Yep, House of the Devil holds a particularly special place in the history of film, as Wikipedia [accessed 21 Apr 2021] explains in its introductory paragraph on the film: The House of the Devil, "which depicts a brief pantomimed sketch in the style of a theatrical comic fantasy, tells the story of an encounter with the Devil [very much of a Faustian model] and various attendant phantoms. It is intended to evoke amusement and wonder from its audiences, rather than fear. However, because of its themes and characters, the film has been considered to technically be the first horror film."
More like comedy horror, to tell the truth, as little about the 3-minute short – an "innovative" length for the times – is scary, but much garners a smile. (Of course, we would all probably react differently to the short if we didn't have 125 years of films behind us.) Indeed, Georges Méliès' A Nightmare (1896 / full film), which is constructed around the first dream sequence in film history (and that, of course, includes a black face interlude because that is what all white men dream about at night), is a bit more discombobulating in its horror elements than the scène fantastique looked at today, but unlike in The House of the Devil, all the funny stuff that transpires is a dream and not "real" – and thus not really horror, at least in our eyes.

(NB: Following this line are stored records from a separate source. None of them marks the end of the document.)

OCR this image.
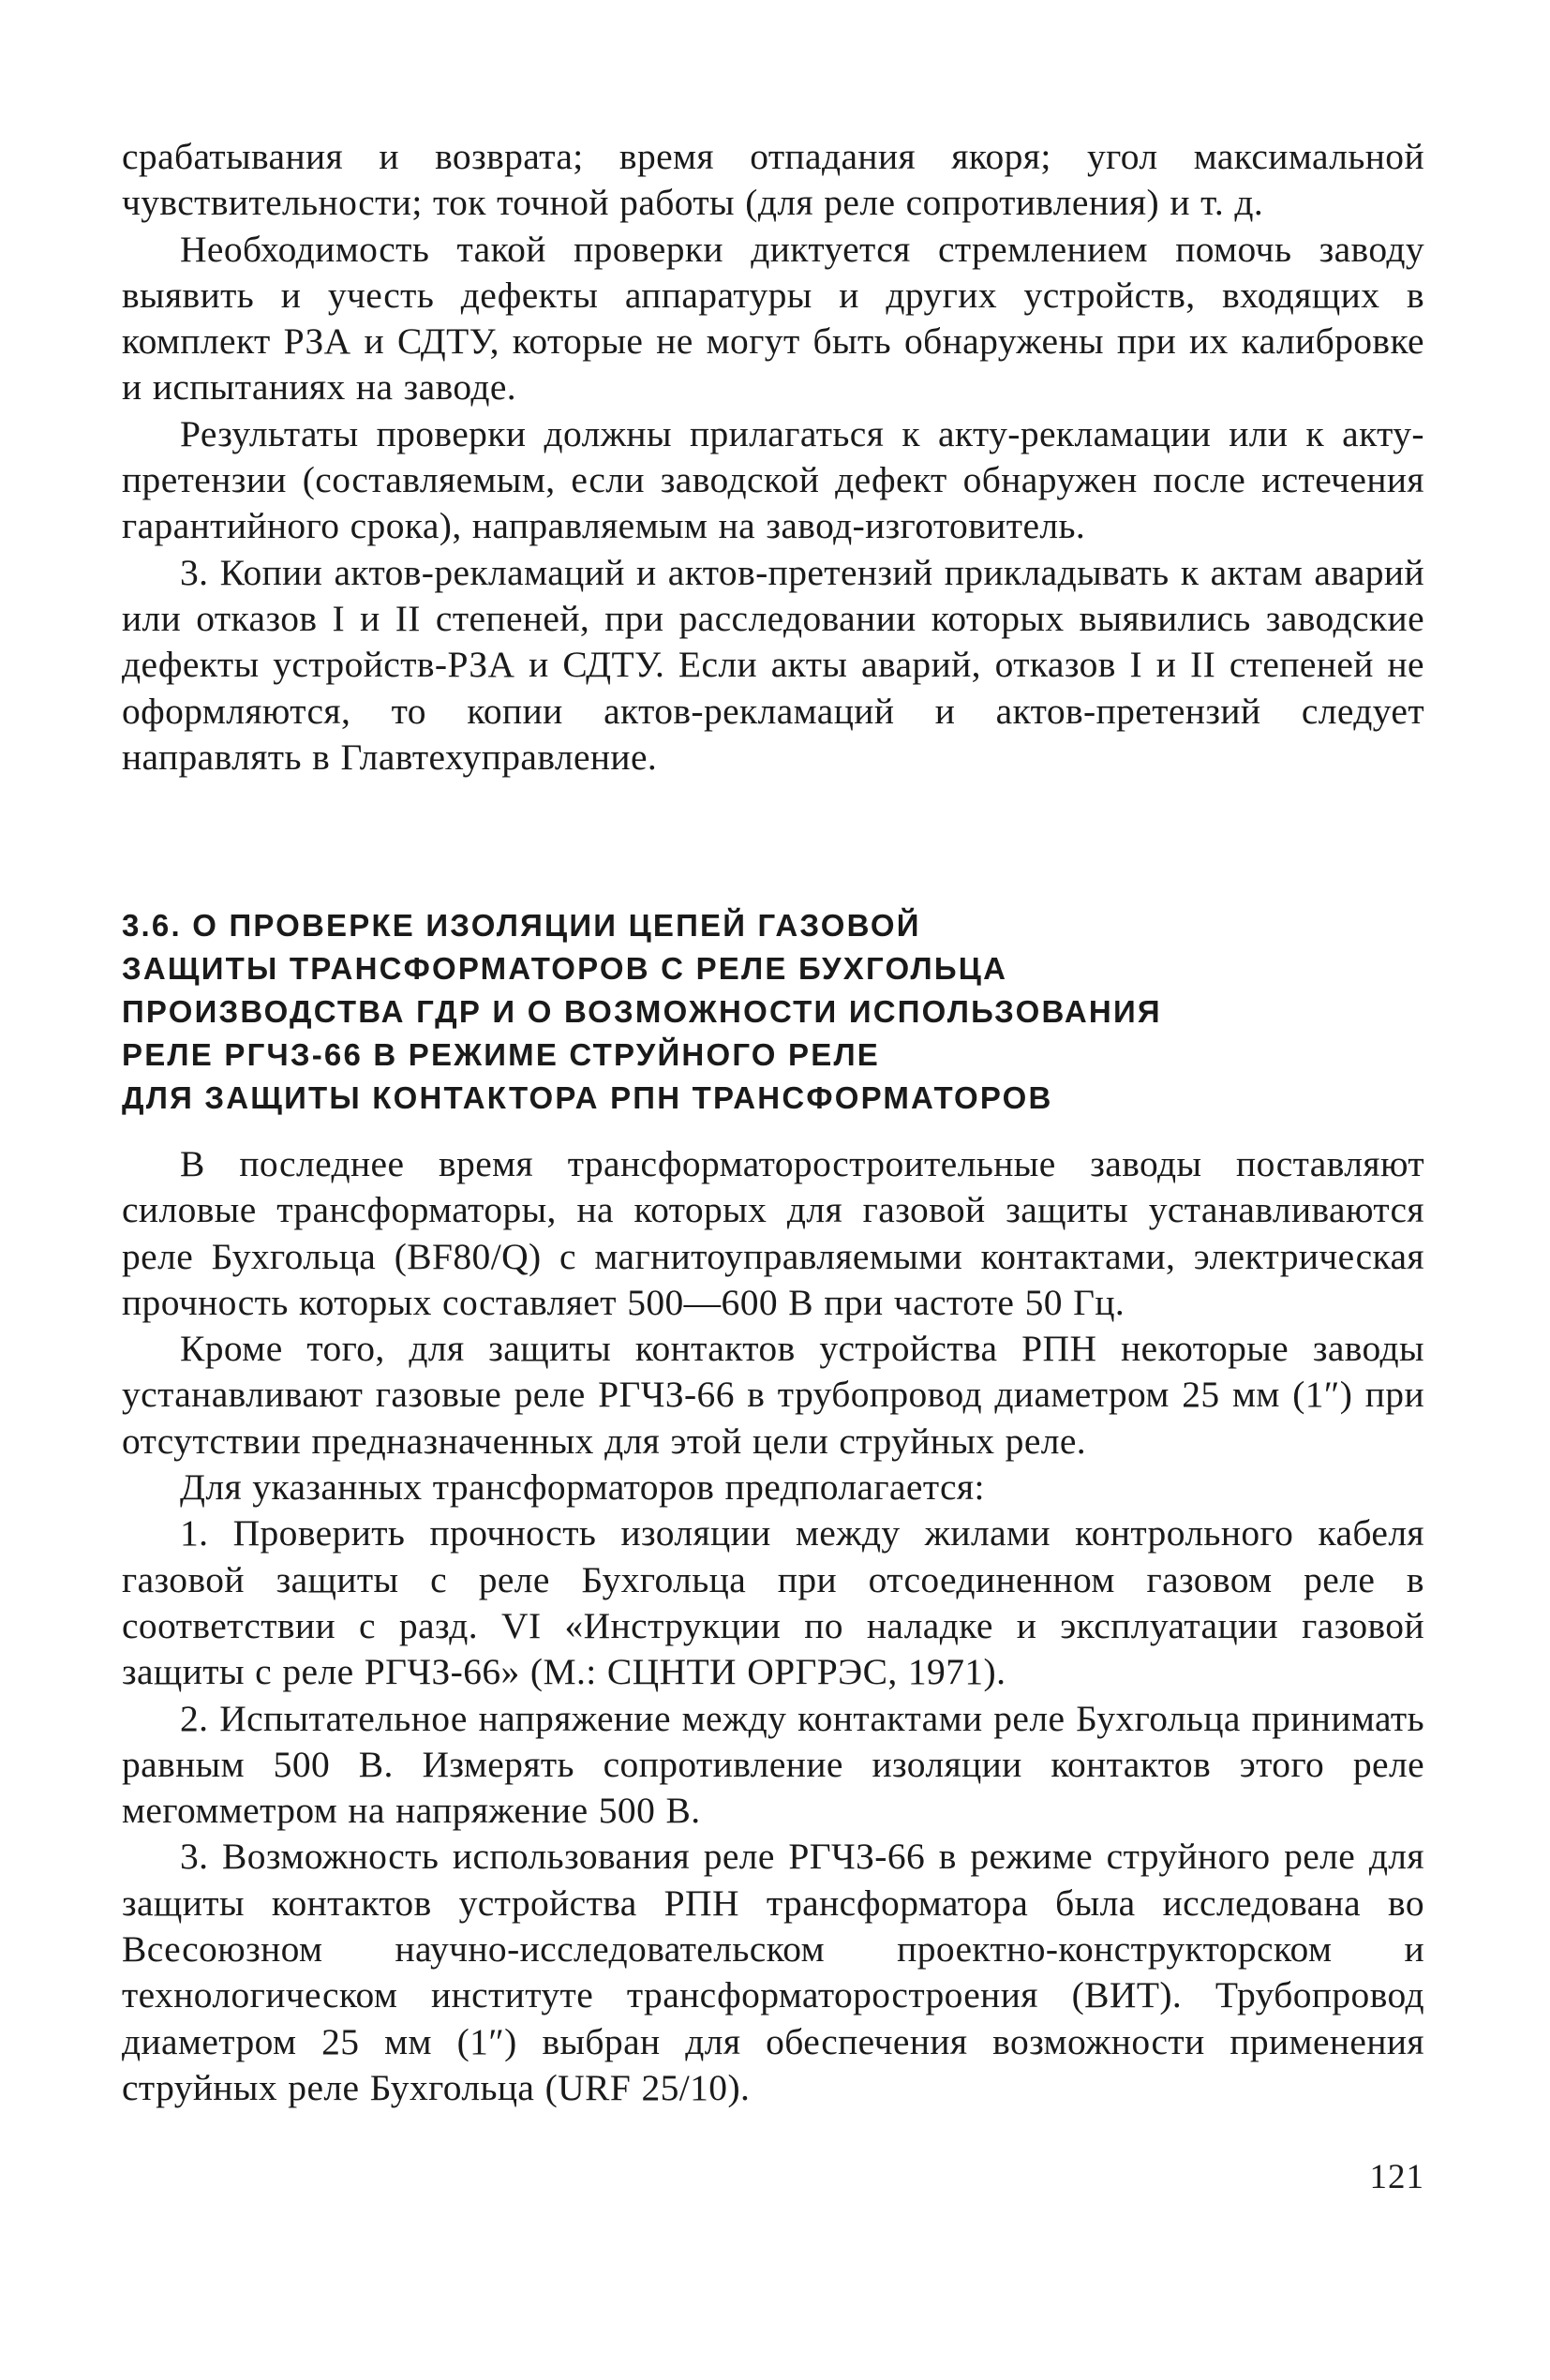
срабатывания и возврата; время отпадания якоря; угол максимальной чувствительности; ток точной работы (для реле сопротивления) и т. д.

Необходимость такой проверки диктуется стремлением помочь заводу выявить и учесть дефекты аппаратуры и других устройств, входящих в комплект РЗА и СДТУ, которые не могут быть обнаружены при их калибровке и испытаниях на заводе.

Результаты проверки должны прилагаться к акту-рекламации или к акту-претензии (составляемым, если заводской дефект обнаружен после истечения гарантийного срока), направляемым на завод-изготовитель.

3. Копии актов-рекламаций и актов-претензий прикладывать к актам аварий или отказов I и II степеней, при расследовании которых выявились заводские дефекты устройств-РЗА и СДТУ. Если акты аварий, отказов I и II степеней не оформляются, то копии актов-рекламаций и актов-претензий следует направлять в Главтехуправление.

3.6. О ПРОВЕРКЕ ИЗОЛЯЦИИ ЦЕПЕЙ ГАЗОВОЙ
ЗАЩИТЫ ТРАНСФОРМАТОРОВ С РЕЛЕ БУХГОЛЬЦА
ПРОИЗВОДСТВА ГДР И О ВОЗМОЖНОСТИ ИСПОЛЬЗОВАНИЯ
РЕЛЕ РГЧЗ-66 В РЕЖИМЕ СТРУЙНОГО РЕЛЕ
ДЛЯ ЗАЩИТЫ КОНТАКТОРА РПН ТРАНСФОРМАТОРОВ

В последнее время трансформаторостроительные заводы поставляют силовые трансформаторы, на которых для газовой защиты устанавливаются реле Бухгольца (BF80/Q) с магнитоуправляемыми контактами, электрическая прочность которых составляет 500—600 В при частоте 50 Гц.

Кроме того, для защиты контактов устройства РПН некоторые заводы устанавливают газовые реле РГЧЗ-66 в трубопровод диаметром 25 мм (1″) при отсутствии предназначенных для этой цели струйных реле.

Для указанных трансформаторов предполагается:

1. Проверить прочность изоляции между жилами контрольного кабеля газовой защиты с реле Бухгольца при отсоединенном газовом реле в соответствии с разд. VI «Инструкции по наладке и эксплуатации газовой защиты с реле РГЧЗ-66» (М.: СЦНТИ ОРГРЭС, 1971).

2. Испытательное напряжение между контактами реле Бухгольца принимать равным 500 В. Измерять сопротивление изоляции контактов этого реле мегомметром на напряжение 500 В.

3. Возможность использования реле РГЧЗ-66 в режиме струйного реле для защиты контактов устройства РПН трансформатора была исследована во Всесоюзном научно-исследовательском проектно-конструкторском и технологическом институте трансформаторостроения (ВИТ). Трубопровод диаметром 25 мм (1″) выбран для обеспечения возможности применения струйных реле Бухгольца (URF 25/10).

121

The House of the Devil (1896):
The first ghost film, BTW, assuming you do not count the three-second appearance of the five floating sheets in The House of the Devil, is the British Photographing a Ghost ; unluckily it is a lost film (so check your granny's attic). The House of the Devil was once a lost film, too, but in 1988 a copy was discovered down under in the New Zealand Film Archive. Proving that Hollywood did not start the trend of unnecessary remakes (really: Cabin Fever [2016 / trailer] just 14 years after Cabin Fever [2002 / trailer]?), director Georges Méliès sort of remade The House of the Devil a year later as The Haunted Castle / Le Château hanté (1897 / fragment) – although at least that film had a new aspect to it: it was in (hand-colored) color.
As common with many of the films back then when the industry was less an industry than simply teething, the actors are not credited and most are unknown. In The House of the Devil, the only thespian known for sure is the woman who comes out of the cauldron: the at-the-time successful stage actress Jehanne d'Alcy (20 Mar 1865 – 14 Oct 1956), above, born Charlotte Lucie Marie Adèle Stephanie Adrienne Faës, who eventually married Georges Méliès in 1925, after his first wife died, and remained with him through thick and the mostly thin that was to come, until the very end. As a member of his regular film troop, she went on to appear in what is possibly the first mummy film, Méliès' lost short Robbing Cleopatra's Tomb (1899); in one of the possible first films to have (simulated) full "nudity",* Méliès' After the Ball aka The Bath (1897 / full film); and, again in Méliès' films, she is probably the first actress to play, on film, the French heroine Joan of Arc in (Duh!) Joan of Arc (1900 / film), not to mention probably the earliest iteration of a fairy godmother, in Cinderella aka Cendrillon (1899 / film). (Méliès, you might note, was "first" or close to first a lot when it comes to film.)
* For more early "risqué" fun, dare we suggest you check out our Short Film of the Month for July 2012, The Unexpected Experience of Two Girl Hitch-Hikers (exact date unknown).
Less definite is whoever it is that plays the Mephistopheles-like devil. Some sources credit the director himself as the actor, but the general consensus is that the devil is played by the magician Jules-Eugène Legris (1862 - 1926), who also appeared in a few other Méliès films. In truth, the condition of the surviving film is too poor to say for sure… but, going by the beards, we would tend to think that Méliès plays the put-upon nobleman, not the devil.